* Request for inclusion on linux-4.14.y and linux-5.4.y
@ 2020-06-25 22:47 yishache
2020-06-25 22:47 ` [PATCH] xfs: add agf freeblocks verify in xfs_agf_verify yishache
0 siblings, 1 reply; 4+ messages in thread
From: yishache @ 2020-06-25 22:47 UTC (permalink / raw
To: gregkh; +Cc: stable
Hello Greg,
Can you please consider including the following patch in the stable linux-4.14.y branch?

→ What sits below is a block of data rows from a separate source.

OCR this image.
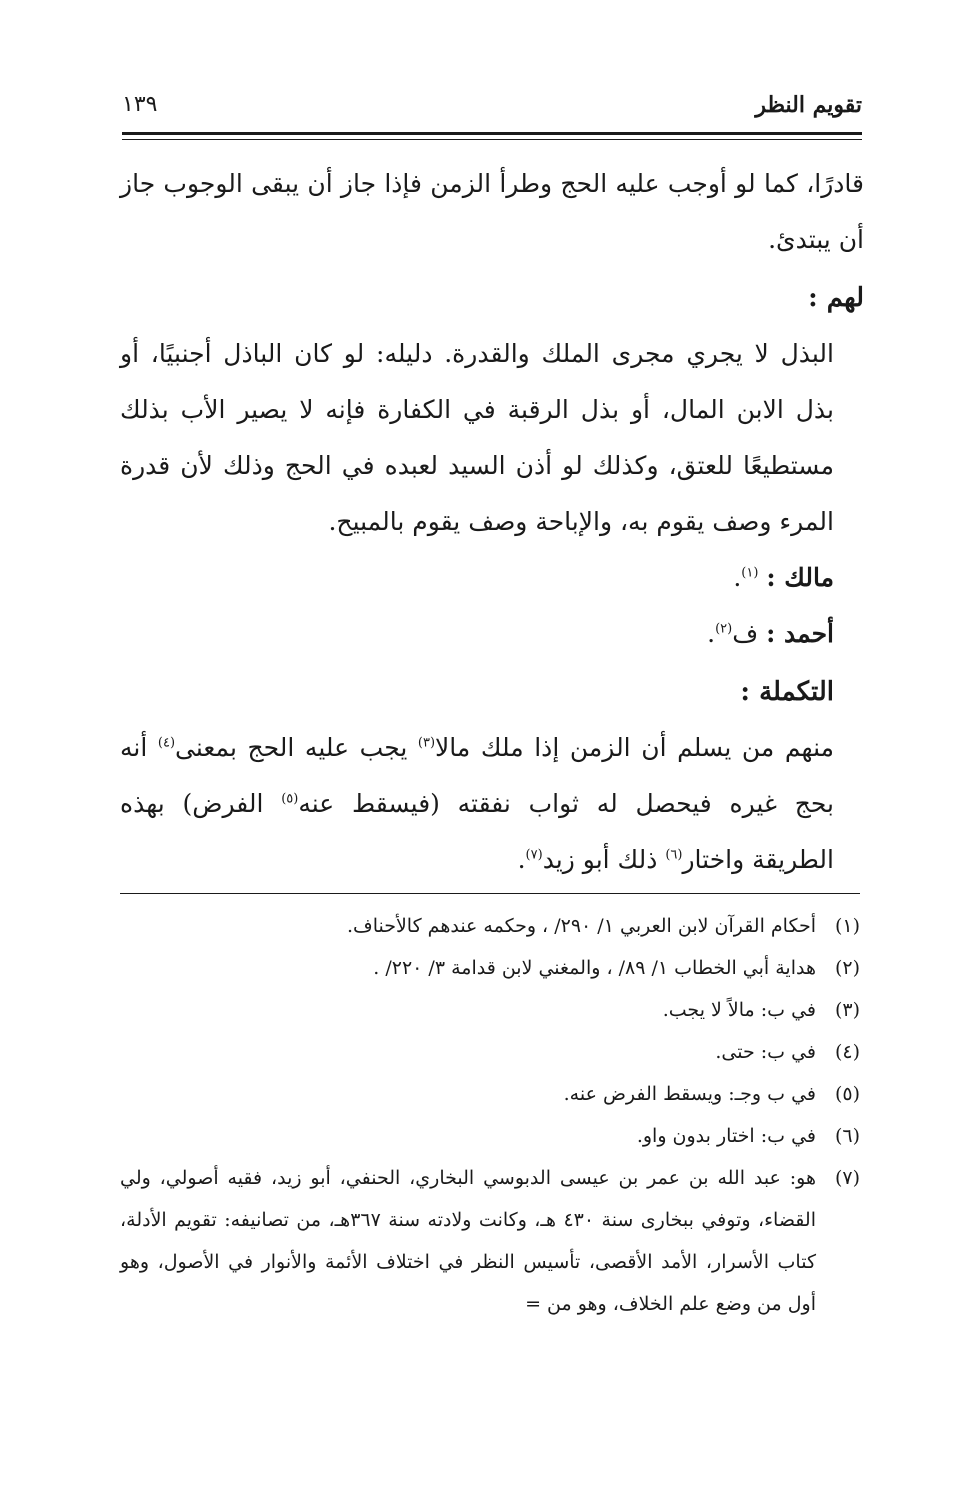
تقويم النظر
١٣٩

قادرًا، كما لو أوجب عليه الحج وطرأ الزمن فإذا جاز أن يبقى الوجوب جاز أن يبتدئ.

لهم :

البذل لا يجري مجرى الملك والقدرة. دليله: لو كان الباذل أجنبيًا، أو بذل الابن المال، أو بذل الرقبة في الكفارة فإنه لا يصير الأب بذلك مستطيعًا للعتق، وكذلك لو أذن السيد لعبده في الحج وذلك لأن قدرة المرء وصف يقوم به، والإباحة وصف يقوم بالمبيح.

مالك : $^{(١)}$.

أحمد : ف$^{(٢)}$.

التكملة :

منهم من يسلم أن الزمن إذا ملك مالا$^{(٣)}$ يجب عليه الحج بمعنى$^{(٤)}$ أنه بحج غيره فيحصل له ثواب نفقته (فيسقط عنه$^{(٥)}$ الفرض) بهذه الطريقة واختار$^{(٦)}$ ذلك أبو زيد$^{(٧)}$.

(١)
أحكام القرآن لابن العربي ١/ ٢٩٠/ ، وحكمه عندهم كالأحناف.
(٢)
هداية أبي الخطاب ١/ ٨٩/ ، والمغني لابن قدامة ٣/ ٢٢٠/ .
(٣)
في ب: مالاً لا يجب.
(٤)
في ب: حتى.
(٥)
في ب وجـ: ويسقط الفرض عنه.
(٦)
في ب: اختار بدون واو.
(٧)
هو: عبد الله بن عمر بن عيسى الدبوسي البخاري، الحنفي، أبو زيد، فقيه أصولي، ولي القضاء، وتوفي ببخارى سنة ٤٣٠ هـ، وكانت ولادته سنة ٣٦٧هـ، من تصانيفه: تقويم الأدلة، كتاب الأسرار، الأمد الأقصى، تأسيس النظر في اختلاف الأئمة والأنوار في الأصول، وهو أول من وضع علم الخلاف، وهو من =
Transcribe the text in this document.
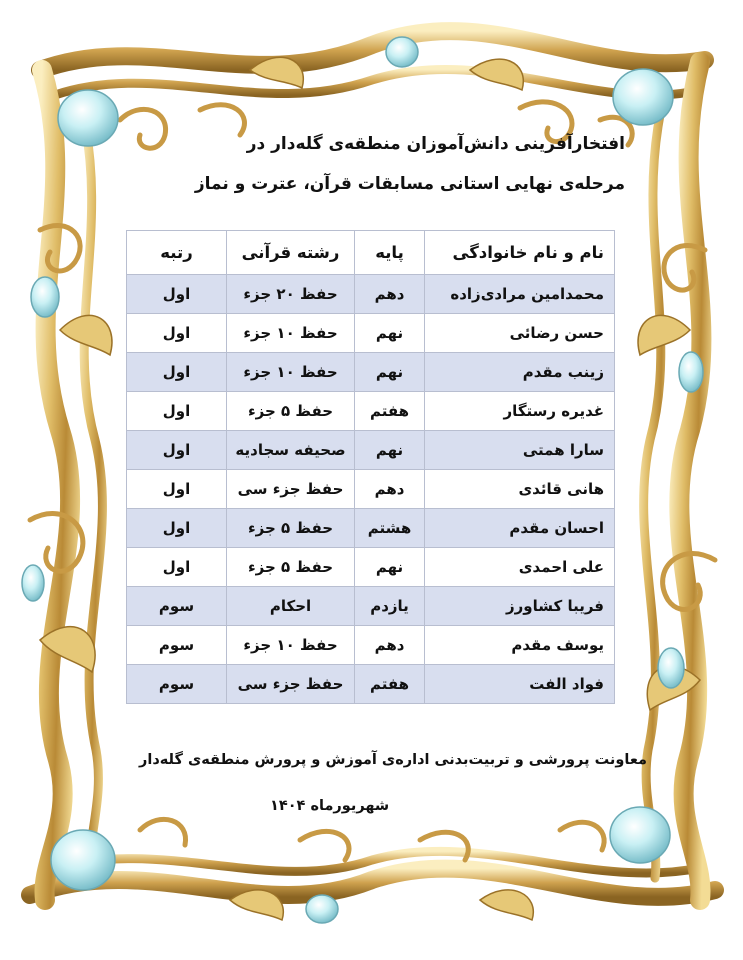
افتخارآفرینی دانش‌آموزان منطقه‌ی گله‌دار در
مرحله‌ی نهایی استانی مسابقات قرآن، عترت و نماز
نام و نام خانوادگی	پایه	رشته قرآنی	رتبه
محمدامین مرادی‌زاده	دهم	حفظ ۲۰ جزء	اول
حسن رضائی	نهم	حفظ ۱۰ جزء	اول
زینب مقدم	نهم	حفظ ۱۰ جزء	اول
غدیره رستگار	هفتم	حفظ ۵ جزء	اول
سارا همتی	نهم	صحیفه سجادیه	اول
هانی قائدی	دهم	حفظ جزء سی	اول
احسان مقدم	هشتم	حفظ ۵ جزء	اول
علی احمدی	نهم	حفظ ۵ جزء	اول
فریبا کشاورز	یازدم	احکام	سوم
یوسف مقدم	دهم	حفظ ۱۰ جزء	سوم
فواد الفت	هفتم	حفظ جزء سی	سوم
معاونت پرورشی و تربیت‌بدنی اداره‌ی آموزش و پرورش منطقه‌ی گله‌دار
شهریورماه ۱۴۰۴
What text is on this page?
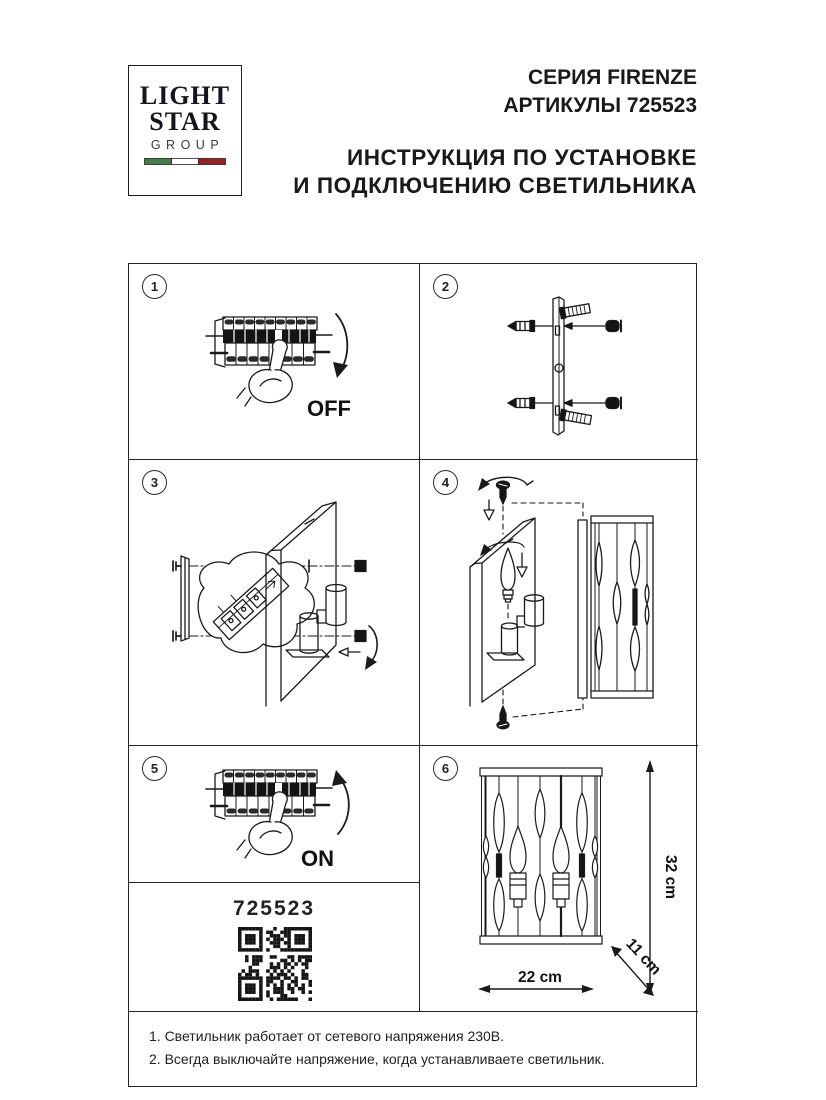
LIGHT
STAR
GROUP
СЕРИЯ FIRENZE
АРТИКУЛЫ 725523
ИНСТРУКЦИЯ ПО УСТАНОВКЕ
И ПОДКЛЮЧЕНИЮ СВЕТИЛЬНИКА
1
OFF
2
3	4
5
ON
725523
6
32 cm
22 cm	11 cm
1. Светильник работает от сетевого напряжения 230В.
2. Всегда выключайте напряжение, когда устанавливаете светильник.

This is to fix CVE-2020-12655
d0c7feaf87678371c2c09b3709400be416b2dc62(xfs: add agf freeblocks verify in xfs_agf_verify)
Thanks,
Yishan Chen
^ permalink raw reply [flat|nested] 4+ messages in thread
* [PATCH] xfs: add agf freeblocks verify in xfs_agf_verify
2020-06-25 22:47 Request for inclusion on linux-4.14.y and linux-5.4.y yishache
@ 2020-06-25 22:47 ` yishache
0 siblings, 0 replies; 4+ messages in thread
From: yishache @ 2020-06-25 22:47 UTC (permalink / raw
To: gregkh; +Cc: stable, Zheng Bin, Ren Xudong, Darrick J . Wong
From: Zheng Bin <zhengbin13@huawei.com>
We recently used fuzz(hydra) to test XFS and automatically generate
tmp.img(XFS v5 format, but some metadata is wrong)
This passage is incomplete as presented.